Nextflow has been included to orchestrate the GRN reconstruction pipeline.
The pipeline is composed of the following steps:
- Exploratory data analysis: View the GRN and calculate some summary statistics.
- Processing: Process the graph feature matrix and edge list. Remove the disconnected subgraph.
- ArangoDB Importing: Import the graph into ArangoDB.
- GNN training: Train a GNN using SAGE convolutional layers.
- GNN training: Train a variational autoencoder GNN, and save the neural embeddings.
Run nextflow.sh to execute the full pipeline.

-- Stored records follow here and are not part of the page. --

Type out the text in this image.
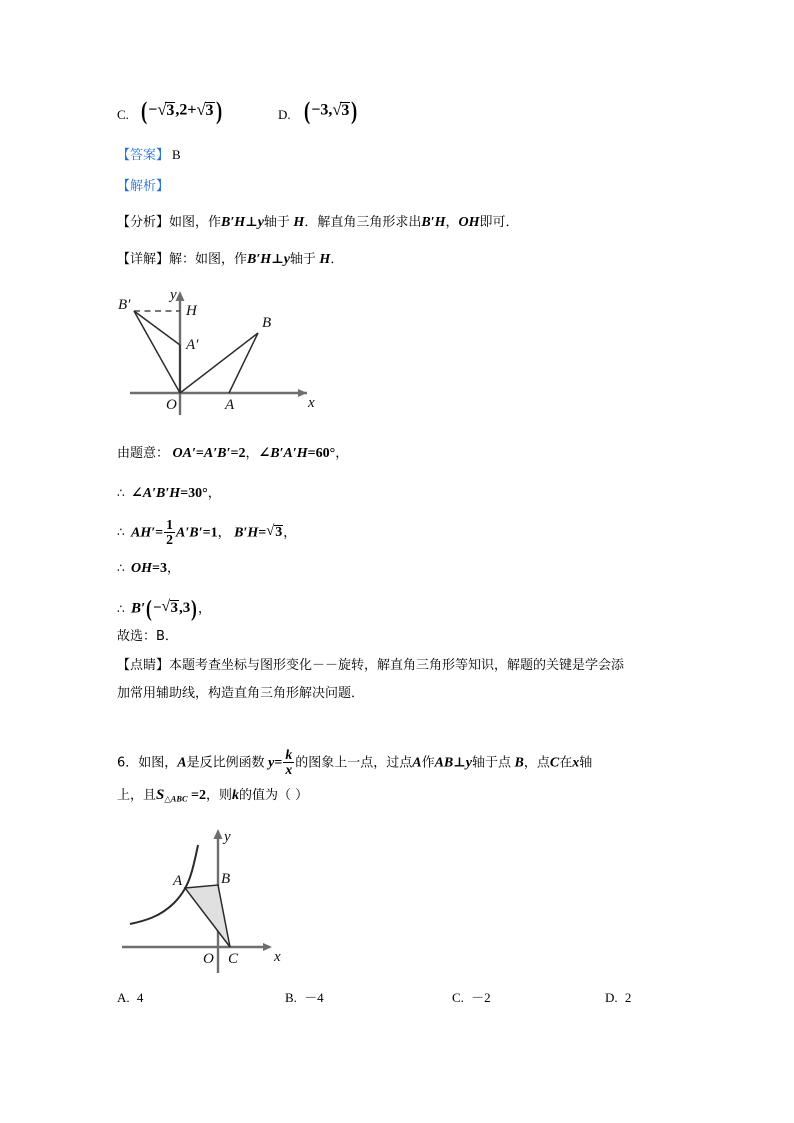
C. (− √ 3,2+ √ 3)	D. (−3, √ 3)
【答案】 B
【解析】
【分析】如图，作B′H⊥y轴于 H．解直角三角形求出B′H，OH即可．
【详解】解：如图，作B′H⊥y轴于 H．
B′	H
A′
B
A
O
y
x
由题意： OA′=A′B′=2，∠B′A′H=60°，
∴ ∠A′B′H=30°，
∴ $AH'= \frac{1}{2} A'B'=1$， B′H= √ 3，
∴ OH=3，
∴ B′(− √ 3,3)，
故选：B．
【点睛】本题考查坐标与图形变化－－旋转，解直角三角形等知识，解题的关键是学会添
加常用辅助线，构造直角三角形解决问题．
6．如图，A是反比例函数 $y= \frac{k}{x}$ 的图象上一点，过点A作AB⊥y轴于点 B，点C在x轴
上，且$S_{\triangle ABC} =2$，则k的值为（ ）
A	B
C
O
y
x
A. 4	B. －4	C. －2	D. 2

Run clean_nf.sh to clean up the output and logging files from the Nextflow run.
Python dependencies are specified in this requirements.txt file..
These dependencies are installed during the build process for the following Docker image: ghcr.io/jbris/nextflow-graph-machine-learning:1.0.0
Execute the following command to pull the image: docker pull ghcr.io/jbris/nextflow-graph-machine-learning:1.0.0
- A Docker compose file has been provided to launch an MLOps stack.
- See the .env file for Docker environment variables.
- The docker_up.sh script can be executed to launch the Docker services.
- DVC is included for data version control.
- MLFlow is available for experiment tracking.
- MinIO is available for storing experiment artifacts.